(Originally in the High Plains Reader of May 4, 2006, as the guest editorial.)
Can’t We Do Better?
By Ryan Gustafson
College is nearly out and students around the state will return home for the summer. Thoughts of next year and the paperwork to come will be the furthest thing from their minds as they contemplate how best to spend their summer vacation.
The furthest thing from the minds of many of our elected officials, however, is how to make college affordable and make it possible for young people to stay in North Dakota after graduating.
A quick review of the rampant hypocrisy surrounding the education debate:
- The Board of Higher Education pushed through another tuition raise… while the state’s share of higher education funding fell for the third straight year.
- The Bank of North Dakota made record profits last year… but the bank’s largest holdings are student loans.
- North Dakota’s average wage is about $28,000… but the average debt carried by a college graduate is $23,000.
- The federal government cut $12.7 billion from student loans… while the same Republican Congress handed out $90 billion in tax cuts to people who can already afford college.
- Republican leaders in North Dakota wring their hands and wail about out-migration… but gloat about the $300 million surplus which was built off the repayment of student loans to the Bank of North Dakota.
- Republican leaders in North Dakota voted against comprehensive renewable energy legislation, a boom industry… at the same time they carried on about their ability to create jobs and attract business.
Can’t we do better?
A good government cares for its people. It provides opportunities and invests in education as a key to future strength. A good government promotes entrepreneurs and responsible economic development.
Instead the state legislature promoted tax cuts for oil companies, denied comprehensive renewable energy legislation, and told young North Dakotans to take a hike.
And hike they will — right into Minnesota. Or anywhere that provides the kind of good jobs and wages needed to pay off loans.
The Minneapolis Star reported a while back that if the ratio between minimum wage and college tuition were the same now as it was back then, the minimum wage would be $22 an hour.

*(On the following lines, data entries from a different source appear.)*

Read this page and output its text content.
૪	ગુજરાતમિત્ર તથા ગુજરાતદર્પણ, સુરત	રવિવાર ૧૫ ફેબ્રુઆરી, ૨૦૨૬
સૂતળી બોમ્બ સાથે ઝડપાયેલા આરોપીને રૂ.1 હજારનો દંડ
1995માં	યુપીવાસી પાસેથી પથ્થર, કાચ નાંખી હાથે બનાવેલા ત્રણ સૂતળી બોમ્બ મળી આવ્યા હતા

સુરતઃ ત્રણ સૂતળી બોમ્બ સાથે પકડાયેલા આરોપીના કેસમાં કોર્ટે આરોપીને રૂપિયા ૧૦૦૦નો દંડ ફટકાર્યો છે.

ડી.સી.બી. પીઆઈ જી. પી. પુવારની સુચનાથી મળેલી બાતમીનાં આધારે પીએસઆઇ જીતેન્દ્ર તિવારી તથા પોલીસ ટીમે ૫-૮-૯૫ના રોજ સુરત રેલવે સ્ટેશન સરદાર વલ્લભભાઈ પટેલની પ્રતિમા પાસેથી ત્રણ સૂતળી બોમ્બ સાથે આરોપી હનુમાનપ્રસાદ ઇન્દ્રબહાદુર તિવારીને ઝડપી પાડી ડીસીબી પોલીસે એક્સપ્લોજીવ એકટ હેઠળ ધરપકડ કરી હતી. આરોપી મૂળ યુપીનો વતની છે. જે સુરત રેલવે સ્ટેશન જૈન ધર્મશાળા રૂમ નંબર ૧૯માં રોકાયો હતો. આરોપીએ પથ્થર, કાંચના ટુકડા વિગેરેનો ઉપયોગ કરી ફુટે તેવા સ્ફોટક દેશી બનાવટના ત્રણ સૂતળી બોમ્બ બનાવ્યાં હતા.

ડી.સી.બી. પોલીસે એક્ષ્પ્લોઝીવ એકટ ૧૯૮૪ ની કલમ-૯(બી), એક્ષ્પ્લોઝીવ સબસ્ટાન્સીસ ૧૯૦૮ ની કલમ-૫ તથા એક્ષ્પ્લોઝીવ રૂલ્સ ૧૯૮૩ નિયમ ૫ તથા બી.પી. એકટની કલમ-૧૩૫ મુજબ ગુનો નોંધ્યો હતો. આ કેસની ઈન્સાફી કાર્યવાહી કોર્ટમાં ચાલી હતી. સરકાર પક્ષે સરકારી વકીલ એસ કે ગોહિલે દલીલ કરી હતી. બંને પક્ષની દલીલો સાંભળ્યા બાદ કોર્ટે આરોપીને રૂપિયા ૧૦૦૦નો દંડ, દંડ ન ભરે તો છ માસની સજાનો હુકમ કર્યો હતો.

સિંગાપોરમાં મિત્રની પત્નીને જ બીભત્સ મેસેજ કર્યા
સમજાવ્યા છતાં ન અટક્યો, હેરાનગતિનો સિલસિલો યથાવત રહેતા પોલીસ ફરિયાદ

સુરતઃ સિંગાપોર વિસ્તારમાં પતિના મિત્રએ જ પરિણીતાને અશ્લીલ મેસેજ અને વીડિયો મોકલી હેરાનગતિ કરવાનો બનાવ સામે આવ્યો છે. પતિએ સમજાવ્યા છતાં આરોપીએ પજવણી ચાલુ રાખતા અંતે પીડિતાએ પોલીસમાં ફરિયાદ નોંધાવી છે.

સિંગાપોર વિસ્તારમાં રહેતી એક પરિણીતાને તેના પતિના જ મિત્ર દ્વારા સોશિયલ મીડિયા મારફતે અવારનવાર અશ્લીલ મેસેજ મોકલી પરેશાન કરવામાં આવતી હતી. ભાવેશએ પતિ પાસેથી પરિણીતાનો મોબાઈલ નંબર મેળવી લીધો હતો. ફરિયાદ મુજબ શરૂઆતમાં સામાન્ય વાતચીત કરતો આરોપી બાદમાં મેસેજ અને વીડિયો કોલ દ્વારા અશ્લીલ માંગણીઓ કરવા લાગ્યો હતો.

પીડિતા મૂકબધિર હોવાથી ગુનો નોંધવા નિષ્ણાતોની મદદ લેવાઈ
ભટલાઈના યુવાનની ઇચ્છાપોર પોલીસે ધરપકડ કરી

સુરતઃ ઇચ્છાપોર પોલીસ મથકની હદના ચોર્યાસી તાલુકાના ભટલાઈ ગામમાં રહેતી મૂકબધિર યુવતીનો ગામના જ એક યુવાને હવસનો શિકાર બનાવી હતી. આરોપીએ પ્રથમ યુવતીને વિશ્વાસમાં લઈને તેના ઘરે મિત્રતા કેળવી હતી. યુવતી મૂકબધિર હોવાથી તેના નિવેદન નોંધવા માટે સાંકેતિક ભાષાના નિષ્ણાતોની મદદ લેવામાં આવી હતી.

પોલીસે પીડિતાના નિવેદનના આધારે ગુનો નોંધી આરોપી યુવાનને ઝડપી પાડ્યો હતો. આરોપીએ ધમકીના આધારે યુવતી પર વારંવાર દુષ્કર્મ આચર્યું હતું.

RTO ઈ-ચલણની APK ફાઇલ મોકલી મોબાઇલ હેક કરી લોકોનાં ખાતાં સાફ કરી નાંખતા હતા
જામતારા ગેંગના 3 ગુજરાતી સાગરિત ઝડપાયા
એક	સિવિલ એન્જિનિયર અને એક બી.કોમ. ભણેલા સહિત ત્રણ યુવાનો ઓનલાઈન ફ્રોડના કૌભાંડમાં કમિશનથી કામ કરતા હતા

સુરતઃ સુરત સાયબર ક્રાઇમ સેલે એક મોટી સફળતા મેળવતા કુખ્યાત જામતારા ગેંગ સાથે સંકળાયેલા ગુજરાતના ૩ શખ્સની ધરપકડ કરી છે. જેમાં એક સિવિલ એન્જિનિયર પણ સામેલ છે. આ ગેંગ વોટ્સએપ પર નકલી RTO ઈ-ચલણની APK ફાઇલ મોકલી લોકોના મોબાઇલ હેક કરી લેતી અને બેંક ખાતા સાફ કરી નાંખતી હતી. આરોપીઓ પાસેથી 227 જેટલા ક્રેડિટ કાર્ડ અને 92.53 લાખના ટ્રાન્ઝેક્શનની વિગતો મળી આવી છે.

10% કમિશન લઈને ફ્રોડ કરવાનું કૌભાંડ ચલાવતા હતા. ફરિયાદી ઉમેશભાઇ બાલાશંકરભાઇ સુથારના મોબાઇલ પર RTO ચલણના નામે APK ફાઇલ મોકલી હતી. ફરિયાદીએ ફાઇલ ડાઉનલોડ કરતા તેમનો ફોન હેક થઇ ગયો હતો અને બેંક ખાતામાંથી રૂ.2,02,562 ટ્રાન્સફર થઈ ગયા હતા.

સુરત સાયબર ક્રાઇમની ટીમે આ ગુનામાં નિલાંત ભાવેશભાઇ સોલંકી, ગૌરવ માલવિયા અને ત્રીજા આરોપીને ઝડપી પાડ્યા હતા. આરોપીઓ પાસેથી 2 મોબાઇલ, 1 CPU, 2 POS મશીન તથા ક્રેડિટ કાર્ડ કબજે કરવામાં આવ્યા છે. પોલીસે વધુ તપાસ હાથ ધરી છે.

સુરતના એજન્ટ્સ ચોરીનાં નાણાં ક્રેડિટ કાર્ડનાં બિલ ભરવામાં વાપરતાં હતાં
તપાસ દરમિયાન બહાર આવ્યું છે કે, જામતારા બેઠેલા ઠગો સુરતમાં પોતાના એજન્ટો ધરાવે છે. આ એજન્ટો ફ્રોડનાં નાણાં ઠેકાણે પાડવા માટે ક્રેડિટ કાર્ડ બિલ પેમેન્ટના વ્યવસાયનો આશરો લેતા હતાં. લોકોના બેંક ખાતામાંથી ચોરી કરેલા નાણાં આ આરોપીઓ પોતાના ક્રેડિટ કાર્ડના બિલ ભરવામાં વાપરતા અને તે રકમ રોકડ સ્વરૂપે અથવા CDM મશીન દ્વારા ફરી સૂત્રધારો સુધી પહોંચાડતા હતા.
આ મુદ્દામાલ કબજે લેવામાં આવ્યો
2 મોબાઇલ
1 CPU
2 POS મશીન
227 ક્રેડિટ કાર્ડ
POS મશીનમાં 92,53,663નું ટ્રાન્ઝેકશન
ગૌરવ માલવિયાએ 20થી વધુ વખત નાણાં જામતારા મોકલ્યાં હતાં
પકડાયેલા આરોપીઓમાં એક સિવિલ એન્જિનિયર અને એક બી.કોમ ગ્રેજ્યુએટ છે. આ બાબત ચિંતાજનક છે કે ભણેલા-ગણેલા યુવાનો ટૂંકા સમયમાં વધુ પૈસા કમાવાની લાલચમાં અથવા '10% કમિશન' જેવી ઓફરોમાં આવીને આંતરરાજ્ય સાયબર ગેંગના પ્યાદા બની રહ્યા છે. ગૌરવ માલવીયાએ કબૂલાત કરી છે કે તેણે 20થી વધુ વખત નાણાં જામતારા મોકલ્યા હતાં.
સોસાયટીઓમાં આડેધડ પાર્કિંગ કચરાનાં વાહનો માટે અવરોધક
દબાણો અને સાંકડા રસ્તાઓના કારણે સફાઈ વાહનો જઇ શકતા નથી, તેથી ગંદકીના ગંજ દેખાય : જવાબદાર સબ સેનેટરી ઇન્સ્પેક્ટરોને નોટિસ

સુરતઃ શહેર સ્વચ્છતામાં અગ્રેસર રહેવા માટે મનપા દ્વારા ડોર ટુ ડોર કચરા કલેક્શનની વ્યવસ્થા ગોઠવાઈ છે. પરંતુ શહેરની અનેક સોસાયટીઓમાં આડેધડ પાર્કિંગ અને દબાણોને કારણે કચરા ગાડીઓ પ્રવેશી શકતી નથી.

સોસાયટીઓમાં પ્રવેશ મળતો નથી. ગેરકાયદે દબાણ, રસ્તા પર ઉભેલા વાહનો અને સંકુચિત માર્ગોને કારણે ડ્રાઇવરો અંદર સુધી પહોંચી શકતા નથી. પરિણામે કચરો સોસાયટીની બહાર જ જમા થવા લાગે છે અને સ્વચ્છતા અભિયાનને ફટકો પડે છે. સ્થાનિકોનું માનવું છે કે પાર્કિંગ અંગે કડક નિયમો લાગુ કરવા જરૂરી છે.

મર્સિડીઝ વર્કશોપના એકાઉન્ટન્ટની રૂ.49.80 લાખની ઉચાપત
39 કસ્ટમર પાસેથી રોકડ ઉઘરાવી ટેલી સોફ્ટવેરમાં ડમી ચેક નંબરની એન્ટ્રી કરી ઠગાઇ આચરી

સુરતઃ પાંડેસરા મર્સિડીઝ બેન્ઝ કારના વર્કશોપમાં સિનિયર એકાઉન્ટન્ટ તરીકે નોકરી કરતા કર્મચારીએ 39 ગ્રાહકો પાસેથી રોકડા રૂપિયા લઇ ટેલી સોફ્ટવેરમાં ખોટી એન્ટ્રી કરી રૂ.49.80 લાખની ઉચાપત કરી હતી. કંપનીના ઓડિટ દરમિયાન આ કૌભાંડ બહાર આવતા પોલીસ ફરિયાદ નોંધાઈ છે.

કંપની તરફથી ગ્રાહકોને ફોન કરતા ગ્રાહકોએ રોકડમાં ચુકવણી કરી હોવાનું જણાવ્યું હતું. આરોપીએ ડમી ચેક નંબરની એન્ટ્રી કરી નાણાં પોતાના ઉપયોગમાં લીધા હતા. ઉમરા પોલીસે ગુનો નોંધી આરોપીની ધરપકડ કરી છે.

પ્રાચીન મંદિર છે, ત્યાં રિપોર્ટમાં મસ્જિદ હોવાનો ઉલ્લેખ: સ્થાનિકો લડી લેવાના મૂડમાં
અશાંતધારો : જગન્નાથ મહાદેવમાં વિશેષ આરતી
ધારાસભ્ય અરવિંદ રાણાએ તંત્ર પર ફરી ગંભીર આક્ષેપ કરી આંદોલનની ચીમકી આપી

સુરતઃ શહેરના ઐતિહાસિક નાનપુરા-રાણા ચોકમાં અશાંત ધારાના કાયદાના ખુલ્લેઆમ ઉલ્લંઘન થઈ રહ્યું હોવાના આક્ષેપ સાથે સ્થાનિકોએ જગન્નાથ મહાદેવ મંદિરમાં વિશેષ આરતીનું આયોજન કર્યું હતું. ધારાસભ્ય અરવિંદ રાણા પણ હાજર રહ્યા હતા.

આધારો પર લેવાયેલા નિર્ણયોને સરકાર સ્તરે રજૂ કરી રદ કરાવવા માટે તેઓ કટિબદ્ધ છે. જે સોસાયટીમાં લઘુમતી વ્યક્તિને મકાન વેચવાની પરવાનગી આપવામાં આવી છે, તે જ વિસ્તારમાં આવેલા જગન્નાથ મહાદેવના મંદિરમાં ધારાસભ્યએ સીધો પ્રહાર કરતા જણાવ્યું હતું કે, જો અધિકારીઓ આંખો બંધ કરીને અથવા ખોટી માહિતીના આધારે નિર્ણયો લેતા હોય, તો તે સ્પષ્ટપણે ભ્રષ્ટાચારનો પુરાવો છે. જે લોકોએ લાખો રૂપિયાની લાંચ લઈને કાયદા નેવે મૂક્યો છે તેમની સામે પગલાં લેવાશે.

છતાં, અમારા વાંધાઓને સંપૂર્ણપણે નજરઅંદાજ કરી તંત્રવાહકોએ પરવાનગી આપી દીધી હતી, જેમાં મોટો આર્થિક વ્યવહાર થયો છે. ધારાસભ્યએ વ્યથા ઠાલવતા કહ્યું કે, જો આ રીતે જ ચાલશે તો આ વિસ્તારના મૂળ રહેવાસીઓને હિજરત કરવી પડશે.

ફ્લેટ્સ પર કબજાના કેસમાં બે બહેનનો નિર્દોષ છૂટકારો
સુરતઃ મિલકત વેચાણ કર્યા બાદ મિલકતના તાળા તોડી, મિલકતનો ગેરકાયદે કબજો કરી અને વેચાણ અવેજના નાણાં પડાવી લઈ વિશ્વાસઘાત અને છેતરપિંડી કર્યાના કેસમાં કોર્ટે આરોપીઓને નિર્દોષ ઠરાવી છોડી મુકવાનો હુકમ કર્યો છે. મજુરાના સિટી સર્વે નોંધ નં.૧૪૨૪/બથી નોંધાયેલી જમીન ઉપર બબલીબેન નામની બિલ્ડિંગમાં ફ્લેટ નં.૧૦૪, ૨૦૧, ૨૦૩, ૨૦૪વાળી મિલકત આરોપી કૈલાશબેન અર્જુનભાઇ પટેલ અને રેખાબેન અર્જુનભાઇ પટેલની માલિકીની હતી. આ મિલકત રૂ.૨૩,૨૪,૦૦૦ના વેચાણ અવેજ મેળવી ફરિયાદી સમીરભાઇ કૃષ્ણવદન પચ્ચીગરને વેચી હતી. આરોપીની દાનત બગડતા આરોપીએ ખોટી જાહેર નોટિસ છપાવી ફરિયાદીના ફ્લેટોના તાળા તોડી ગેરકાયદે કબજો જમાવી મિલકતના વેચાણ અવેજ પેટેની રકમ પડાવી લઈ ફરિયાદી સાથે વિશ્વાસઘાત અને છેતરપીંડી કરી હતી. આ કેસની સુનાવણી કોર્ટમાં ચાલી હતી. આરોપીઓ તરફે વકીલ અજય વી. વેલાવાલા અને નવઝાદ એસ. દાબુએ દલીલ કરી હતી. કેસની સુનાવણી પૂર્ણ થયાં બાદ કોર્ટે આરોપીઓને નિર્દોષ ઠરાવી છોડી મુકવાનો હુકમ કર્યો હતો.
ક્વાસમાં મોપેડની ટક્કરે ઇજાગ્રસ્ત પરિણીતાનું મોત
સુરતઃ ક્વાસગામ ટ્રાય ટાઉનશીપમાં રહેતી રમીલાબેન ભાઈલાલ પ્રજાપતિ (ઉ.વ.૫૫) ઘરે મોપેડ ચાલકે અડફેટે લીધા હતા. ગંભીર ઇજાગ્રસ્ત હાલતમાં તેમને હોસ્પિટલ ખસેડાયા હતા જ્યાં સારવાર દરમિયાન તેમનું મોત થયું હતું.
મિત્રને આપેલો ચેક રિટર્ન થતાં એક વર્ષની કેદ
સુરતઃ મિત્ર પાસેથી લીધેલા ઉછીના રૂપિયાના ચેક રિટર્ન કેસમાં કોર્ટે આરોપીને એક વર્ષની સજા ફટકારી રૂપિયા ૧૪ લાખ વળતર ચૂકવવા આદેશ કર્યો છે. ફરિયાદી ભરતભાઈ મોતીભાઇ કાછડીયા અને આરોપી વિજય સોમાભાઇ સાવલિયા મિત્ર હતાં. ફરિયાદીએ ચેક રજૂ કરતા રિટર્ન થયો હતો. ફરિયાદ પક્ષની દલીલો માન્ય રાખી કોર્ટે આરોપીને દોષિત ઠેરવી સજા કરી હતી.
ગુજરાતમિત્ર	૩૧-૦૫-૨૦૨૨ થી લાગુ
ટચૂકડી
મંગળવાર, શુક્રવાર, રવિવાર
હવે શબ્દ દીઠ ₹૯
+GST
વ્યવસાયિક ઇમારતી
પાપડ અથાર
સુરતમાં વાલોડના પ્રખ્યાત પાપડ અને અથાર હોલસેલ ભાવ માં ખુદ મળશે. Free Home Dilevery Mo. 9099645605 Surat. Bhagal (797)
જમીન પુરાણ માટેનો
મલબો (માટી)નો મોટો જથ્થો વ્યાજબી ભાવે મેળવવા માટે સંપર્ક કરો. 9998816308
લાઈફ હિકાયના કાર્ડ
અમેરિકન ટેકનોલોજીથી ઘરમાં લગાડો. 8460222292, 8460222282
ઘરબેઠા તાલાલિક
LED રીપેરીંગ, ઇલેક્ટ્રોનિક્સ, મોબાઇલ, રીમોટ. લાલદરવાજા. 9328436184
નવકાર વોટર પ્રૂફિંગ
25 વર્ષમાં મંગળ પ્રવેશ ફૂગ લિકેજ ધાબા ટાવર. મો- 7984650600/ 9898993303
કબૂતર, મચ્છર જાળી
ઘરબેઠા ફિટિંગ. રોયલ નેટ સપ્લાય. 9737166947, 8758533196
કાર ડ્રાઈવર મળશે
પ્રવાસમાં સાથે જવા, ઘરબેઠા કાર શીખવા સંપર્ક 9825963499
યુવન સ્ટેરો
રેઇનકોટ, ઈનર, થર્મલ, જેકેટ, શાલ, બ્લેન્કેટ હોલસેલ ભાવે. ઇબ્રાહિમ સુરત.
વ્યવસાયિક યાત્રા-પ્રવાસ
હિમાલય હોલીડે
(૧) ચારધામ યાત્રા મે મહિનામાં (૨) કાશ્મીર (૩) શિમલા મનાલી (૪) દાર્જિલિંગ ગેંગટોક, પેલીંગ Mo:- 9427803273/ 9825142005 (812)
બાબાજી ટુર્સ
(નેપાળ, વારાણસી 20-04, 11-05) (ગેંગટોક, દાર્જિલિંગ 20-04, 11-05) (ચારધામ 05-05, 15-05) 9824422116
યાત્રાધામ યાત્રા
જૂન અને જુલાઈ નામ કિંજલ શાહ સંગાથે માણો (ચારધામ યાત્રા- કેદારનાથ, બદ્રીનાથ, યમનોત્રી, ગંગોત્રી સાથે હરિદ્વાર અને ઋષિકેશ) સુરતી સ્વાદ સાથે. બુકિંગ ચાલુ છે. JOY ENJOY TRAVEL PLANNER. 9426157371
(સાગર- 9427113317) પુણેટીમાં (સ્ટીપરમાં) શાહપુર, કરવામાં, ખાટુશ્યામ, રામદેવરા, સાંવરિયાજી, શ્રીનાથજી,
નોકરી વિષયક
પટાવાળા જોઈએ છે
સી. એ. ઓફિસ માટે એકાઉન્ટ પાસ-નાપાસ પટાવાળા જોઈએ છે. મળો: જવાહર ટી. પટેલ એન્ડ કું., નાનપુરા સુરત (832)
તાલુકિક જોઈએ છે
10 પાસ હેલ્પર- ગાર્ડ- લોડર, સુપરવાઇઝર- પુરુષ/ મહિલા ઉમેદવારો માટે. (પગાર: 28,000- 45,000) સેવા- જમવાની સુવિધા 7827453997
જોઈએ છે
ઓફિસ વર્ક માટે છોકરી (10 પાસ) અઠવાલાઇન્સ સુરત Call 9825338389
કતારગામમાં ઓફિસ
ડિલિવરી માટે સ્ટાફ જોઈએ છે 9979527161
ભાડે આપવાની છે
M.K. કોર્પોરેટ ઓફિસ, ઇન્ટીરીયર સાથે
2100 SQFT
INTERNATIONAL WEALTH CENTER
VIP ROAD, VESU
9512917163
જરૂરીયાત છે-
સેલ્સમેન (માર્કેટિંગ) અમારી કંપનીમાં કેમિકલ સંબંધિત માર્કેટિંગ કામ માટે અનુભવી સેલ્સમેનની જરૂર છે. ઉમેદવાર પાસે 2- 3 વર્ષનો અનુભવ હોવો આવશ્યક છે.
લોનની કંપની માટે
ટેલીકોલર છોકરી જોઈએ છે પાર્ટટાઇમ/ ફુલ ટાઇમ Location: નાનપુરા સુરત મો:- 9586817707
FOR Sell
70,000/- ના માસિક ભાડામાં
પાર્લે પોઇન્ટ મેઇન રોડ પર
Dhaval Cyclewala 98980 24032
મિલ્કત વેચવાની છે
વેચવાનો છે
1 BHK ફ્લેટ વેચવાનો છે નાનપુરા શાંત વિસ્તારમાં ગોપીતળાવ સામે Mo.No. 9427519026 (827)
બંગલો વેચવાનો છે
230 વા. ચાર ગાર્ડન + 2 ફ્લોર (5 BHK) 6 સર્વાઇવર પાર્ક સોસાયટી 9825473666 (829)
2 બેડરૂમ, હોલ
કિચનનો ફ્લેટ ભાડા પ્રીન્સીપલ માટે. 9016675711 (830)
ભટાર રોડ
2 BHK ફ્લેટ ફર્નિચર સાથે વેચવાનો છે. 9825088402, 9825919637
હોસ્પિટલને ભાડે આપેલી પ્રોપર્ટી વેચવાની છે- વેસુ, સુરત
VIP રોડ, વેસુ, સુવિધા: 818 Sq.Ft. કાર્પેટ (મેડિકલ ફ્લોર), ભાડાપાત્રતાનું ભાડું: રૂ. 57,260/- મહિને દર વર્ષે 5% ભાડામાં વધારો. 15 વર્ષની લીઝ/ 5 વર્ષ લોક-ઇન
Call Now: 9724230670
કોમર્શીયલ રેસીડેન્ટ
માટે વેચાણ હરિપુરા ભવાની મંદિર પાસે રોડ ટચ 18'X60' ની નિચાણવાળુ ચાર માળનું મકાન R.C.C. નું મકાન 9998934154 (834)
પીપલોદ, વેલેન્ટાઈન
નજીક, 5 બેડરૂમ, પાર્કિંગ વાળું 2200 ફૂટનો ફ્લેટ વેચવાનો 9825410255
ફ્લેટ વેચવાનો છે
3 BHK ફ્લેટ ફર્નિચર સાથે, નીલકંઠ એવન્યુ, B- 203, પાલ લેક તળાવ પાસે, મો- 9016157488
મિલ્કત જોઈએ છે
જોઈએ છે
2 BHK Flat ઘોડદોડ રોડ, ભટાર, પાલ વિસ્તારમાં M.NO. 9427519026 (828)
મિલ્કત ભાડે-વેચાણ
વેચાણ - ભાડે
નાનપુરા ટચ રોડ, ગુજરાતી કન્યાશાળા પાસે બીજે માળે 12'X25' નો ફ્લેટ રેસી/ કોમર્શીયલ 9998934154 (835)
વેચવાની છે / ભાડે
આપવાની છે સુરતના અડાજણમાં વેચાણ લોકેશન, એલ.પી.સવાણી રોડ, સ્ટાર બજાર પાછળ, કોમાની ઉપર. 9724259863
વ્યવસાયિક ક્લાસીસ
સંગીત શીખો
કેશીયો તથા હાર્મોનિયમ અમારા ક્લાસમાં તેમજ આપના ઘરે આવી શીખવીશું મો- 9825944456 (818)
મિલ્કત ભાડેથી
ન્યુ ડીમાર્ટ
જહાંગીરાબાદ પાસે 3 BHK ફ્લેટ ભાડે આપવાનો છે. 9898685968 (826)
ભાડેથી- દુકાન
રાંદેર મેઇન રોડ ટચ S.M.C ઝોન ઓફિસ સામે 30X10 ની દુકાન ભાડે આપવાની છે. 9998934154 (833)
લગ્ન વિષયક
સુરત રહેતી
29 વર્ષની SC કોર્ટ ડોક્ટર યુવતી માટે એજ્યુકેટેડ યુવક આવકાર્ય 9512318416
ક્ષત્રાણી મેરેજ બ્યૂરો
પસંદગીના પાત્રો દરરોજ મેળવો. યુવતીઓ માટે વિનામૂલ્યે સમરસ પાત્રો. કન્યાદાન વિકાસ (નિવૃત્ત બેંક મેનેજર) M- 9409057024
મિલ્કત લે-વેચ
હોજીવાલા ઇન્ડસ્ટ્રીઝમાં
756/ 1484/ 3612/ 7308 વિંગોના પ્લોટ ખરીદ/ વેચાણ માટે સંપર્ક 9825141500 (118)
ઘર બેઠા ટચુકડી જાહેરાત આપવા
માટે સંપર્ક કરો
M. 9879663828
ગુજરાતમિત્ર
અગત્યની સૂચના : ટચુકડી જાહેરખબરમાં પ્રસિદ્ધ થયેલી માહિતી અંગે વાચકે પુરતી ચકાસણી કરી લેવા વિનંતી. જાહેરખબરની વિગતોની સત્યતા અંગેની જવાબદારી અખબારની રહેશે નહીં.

To be clear, it’s not a matter of “convincing” students to stay here. Graduates who want to leave North Dakota will leave no matter what we do. There’s a world of difference between convincing grads to stay here and making it possible to stay for those who want to remain.
Some people would call these types of programs handouts and a waste of money. These are the same people who don’t bat an eye when the state gives away millions of dollars of tax revenue in the form of exemptions and incentives for large companies — companies already earning record profits, who leave the state at the drop of the hat if politicians for a moment stop sucking up to them.
So how can the state make college affordable? What’s the answer?
Fully funding college education according to the state’s constitutional obligations would be a good start, to prevent further tuition increases.
Putting an end to the double-taxing of students (once through income, once through student loans) would also be a good start, to make student loans affordable.
Promoting entrepreneurship in-state would also help. Create business with local talent, instead of begging for it from out-of-state. Stop throwing fistfuls of money at disreputable companies like WebSmart and invest directly in North Dakota instead–in local companies with an interest in their community.
Financial incentives are also an option, and many different people have suggested a variety of plans to provide college grads the opportunity to stay in the state.
North Dakotans are generally a strong, independent lot, but we also value our communities. We recognize that we all do better when we all do better. Common sense tells us our government ought to be helping us succeed, not making it more difficult.
Students are not piggy banks. It’s time to quit treating them like they are.
(Gustafson, former intern at HPR, graduated from Concordia College in 2005. He works for the North Dakota Progressive Coalition and is running for the State Legislature in Bismarck. He operates a blog at FlickertailJournal.com.)